The lexicons of natural languages are not random in their makeup. Phonemes have differing frequencies of occurrence in different positions of words; and different tendencies of combining with each other. And although one can certainly find linguists who will attempt to offer explanations in terms of elaborate synchronic phonological constraints and preferences, I find this a fundamentally flawed approach.  Much more often, any patterns evident in the lexicon are best understood as the fossilized results of historical processes: sound changes, loanword strata and evolving standards of sound-symbolic conventions. The study of a language’s lexicon even at a single point in time will likely turn up insights into its history.
For this type of analysis, this Votic dictionary actually seems like a rather good sample size. The lexicon of any major literary language would be both overwhelming in size (possibly thousands of pages); as well as swamped with recent cultural loanwords (if you happen to find a word shaped approx. like /banana/ or /platinum/ in a given language, this will not tell you much about its prehistory). Neither of these problems is apparent here, and it’s possible to focus on the big picture without getting stuck on data wrangling. On the other end, a simpler list yet of say 100 words, whether artificially truncated or recorded in passing in 1820 from some now-extinct language, would not allow for many statistically significant conclusions at all.
A simple starter example: the Finnic languages have, originally, not contrasted voicing in obstruents (as was the case already in Proto-Uralic).

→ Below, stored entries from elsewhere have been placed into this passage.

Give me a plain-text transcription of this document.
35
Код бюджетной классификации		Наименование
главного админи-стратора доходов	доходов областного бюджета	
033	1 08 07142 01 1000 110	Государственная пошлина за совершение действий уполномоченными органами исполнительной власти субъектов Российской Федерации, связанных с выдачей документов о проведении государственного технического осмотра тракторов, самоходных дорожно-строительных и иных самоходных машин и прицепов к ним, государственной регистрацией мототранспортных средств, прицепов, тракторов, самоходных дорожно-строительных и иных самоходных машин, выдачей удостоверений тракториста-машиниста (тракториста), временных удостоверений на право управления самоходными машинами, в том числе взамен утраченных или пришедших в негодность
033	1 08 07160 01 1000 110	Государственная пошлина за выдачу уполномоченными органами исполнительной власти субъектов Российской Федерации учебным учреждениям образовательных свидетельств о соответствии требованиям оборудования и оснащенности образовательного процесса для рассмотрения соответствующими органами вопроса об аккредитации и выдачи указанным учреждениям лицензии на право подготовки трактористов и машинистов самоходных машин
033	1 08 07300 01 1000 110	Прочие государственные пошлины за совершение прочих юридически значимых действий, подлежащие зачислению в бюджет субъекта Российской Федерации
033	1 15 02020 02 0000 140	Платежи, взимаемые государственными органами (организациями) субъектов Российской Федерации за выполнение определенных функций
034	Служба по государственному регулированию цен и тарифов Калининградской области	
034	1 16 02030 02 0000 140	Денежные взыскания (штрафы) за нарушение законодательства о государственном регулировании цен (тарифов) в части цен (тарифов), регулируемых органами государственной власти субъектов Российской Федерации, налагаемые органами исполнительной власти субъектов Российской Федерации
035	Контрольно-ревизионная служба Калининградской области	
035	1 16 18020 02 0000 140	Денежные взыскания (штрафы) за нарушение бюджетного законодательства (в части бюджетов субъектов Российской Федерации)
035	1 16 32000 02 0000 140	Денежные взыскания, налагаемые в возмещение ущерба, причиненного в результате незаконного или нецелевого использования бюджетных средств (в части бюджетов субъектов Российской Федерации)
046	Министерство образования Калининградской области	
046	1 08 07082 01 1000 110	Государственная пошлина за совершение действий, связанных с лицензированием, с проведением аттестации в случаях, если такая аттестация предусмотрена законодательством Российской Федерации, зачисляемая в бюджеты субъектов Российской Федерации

This situation still remains in place in Estonian, Northern Karelian, and dialects of Finnish. Votic, however, sits on the side of the siblings to have fully embraced voicing, and contrasts voiced and voiceless versions of all obstruent consonants: /p t tš k f s š/ ≠ /b d dž g v z ž/. Suppose we were to hand a copy of this dictionary to a linguist who’s never worked with Finnic before. Will they be able to uncover this older constraint?
The answer seems likely to be “yes”. Only minor etymological analysis is required — which the dictionary itself provides, even. The lexemes in the dictionary are glossed in both Russian and Finnish, the two major contact languages of Votic. Additionally, several words identifiable as recent Russian loans are indeed so marked. This allows an initial separation of the lexicon to two mostly disjoint layers: those of Finnic vs. Russian background. (Though of course Finnish has some Russian loanwords as well, and small amounts of words whose origin is not immediately obvious can also be found.)

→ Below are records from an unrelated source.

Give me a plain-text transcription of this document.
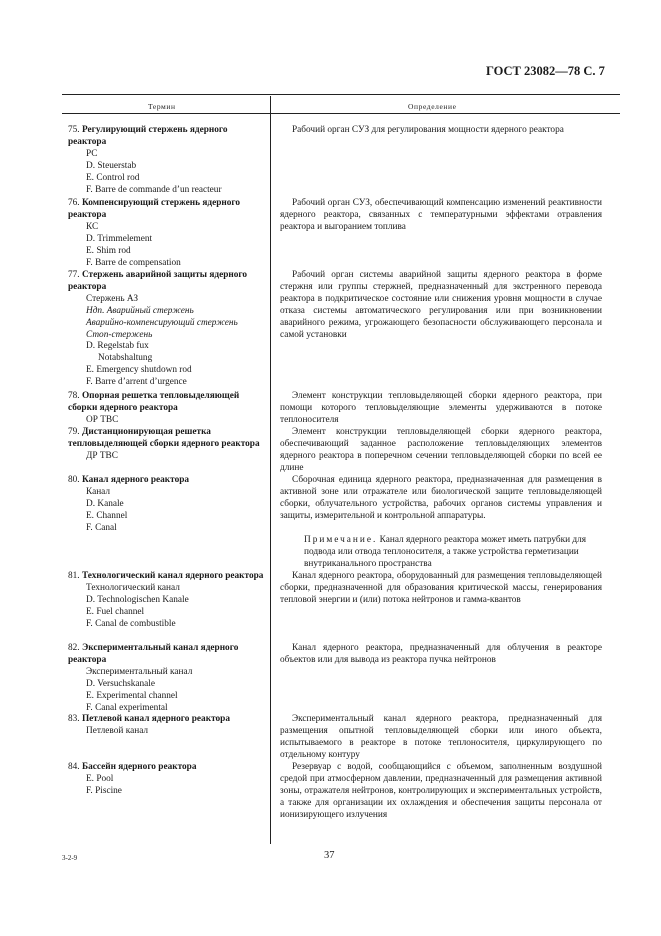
ГОСТ 23082—78 С. 7
Термин	Определение
75. Регулирующий стержень ядерного реактора
РС
D. Steuerstab
E. Control rod
F. Barre de commande d’un reacteur
Рабочий орган СУЗ для регулирования мощности ядерного реактора
76. Компенсирующий стержень ядерного реактора
КС
D. Trimmelement
E. Shim rod
F. Barre de compensation
Рабочий орган СУЗ, обеспечивающий компенсацию изменений реактивности ядерного реактора, связанных с температурными эффектами отравления реактора и выгоранием топлива
77. Стержень аварийной защиты ядерного реактора
Стержень АЗ
Ндп. Аварийный стержень
Аварийно-компенсирующий стержень
Стоп-стержень
D. Regelstab fux
Notabshaltung
E. Emergency shutdown rod
F. Barre d’arrent d’urgence
Рабочий орган системы аварийной защиты ядерного реактора в форме стержня или группы стержней, предназначенный для экстренного перевода реактора в подкритическое состояние или снижения уровня мощности в случае отказа системы автоматического регулирования или при возникновении аварийного режима, угрожающего безопасности обслуживающего персонала и самой установки
78. Опорная решетка тепловыделяющей сборки ядерного реактора
ОР ТВС
Элемент конструкции тепловыделяющей сборки ядерного реактора, при помощи которого тепловыделяющие элементы удерживаются в потоке теплоносителя
79. Дистанционирующая решетка тепловыделяющей сборки ядерного реактора
ДР ТВС
Элемент конструкции тепловыделяющей сборки ядерного реактора, обеспечивающий заданное расположение тепловыделяющих элементов ядерного реактора в поперечном сечении тепловыделяющей сборки по всей ее длине
80. Канал ядерного реактора
Канал
D. Kanale
E. Channel
F. Canal
Сборочная единица ядерного реактора, предназначенная для размещения в активной зоне или отражателе или биологической защите тепловыделяющей сборки, облучательного устройства, рабочих органов системы управления и защиты, измерительной и контрольной аппаратуры.
Примечание. Канал ядерного реактора может иметь патрубки для подвода или отвода теплоносителя, а также устройства герметизации внутриканального пространства
81. Технологический канал ядерного реактора
Технологический канал
D. Technologischen Kanale
E. Fuel channel
F. Canal de combustible
Канал ядерного реактора, оборудованный для размещения тепловыделяющей сборки, предназначенной для образования критической массы, генерирования тепловой энергии и (или) потока нейтронов и гамма-квантов
82. Экспериментальный канал ядерного реактора
Экспериментальный канал
D. Versuchskanale
E. Experimental channel
F. Canal experimental
Канал ядерного реактора, предназначенный для облучения в реакторе объектов или для вывода из реактора пучка нейтронов
83. Петлевой канал ядерного реактора
Петлевой канал
Экспериментальный канал ядерного реактора, предназначенный для размещения опытной тепловыделяющей сборки или иного объекта, испытываемого в реакторе в потоке теплоносителя, циркулирующего по отдельному контуру
84. Бассейн ядерного реактора
E. Pool
F. Piscine
Резервуар с водой, сообщающийся с объемом, заполненным воздушной средой при атмосферном давлении, предназначенный для размещения активной зоны, отражателя нейтронов, контролирующих и экспериментальных устройств, а также для организации их охлаждения и обеспечения защиты персонала от ионизирующего излучения
3-2-9	37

A look at words beginning with voiced obstruents other than /v/, as well as words beginning with /f/ shows that they, as a rule, belong in the Russian layer. This is a small set to begin with, and after this cleanup, no more than seven counterexamples remain:
- balalaittaag ‘to gossip’
- bëëg ‘isn’t’
- borissag ‘to bubble’
- bulissag ‘to bubble’
- börö ‘ironing board’
- däädi ‘some relative’
- filissaag ‘to whistle’
So we have four onomatopoetic verbs, one unstressed particle, one nursery word, and one fully legit content word. This is not sufficient evidence to postulate the voicing contrast to be original in the initial position, not when evidently inherited words beginning with /p t tš k s v/ number multiple hundreds altogether. 
A more detailed examination would find that medial voiced consonants other than /v/ can similarly be shown to be secondary — they occur as the consonant gradation alternants of the voiceless ones. Exceptions, as a rule, again occur only in Russian loans and probably some onomatopoeia. The full details would be more difficult to dig up though, so I am leaving this as an excercise for the interested reader. ;)
 In case anyone else is interested, some overflow stock of these from dunno where is still up for grabs at the University of Helsinki’s Dept. of Finno-Ugric Studies (Metsätalo/Unioninkatu 40, 4th floor).
 This may not be an entirely fair comparison, but… I have in mind the image of a “generative geologist” attempting to locate physical constraints present in gneiss or sediment that force its minerals to hold a macroscopically banded rather than homogenous structure.
 I will not dwell on /š/, also mainly a loanword phoneme.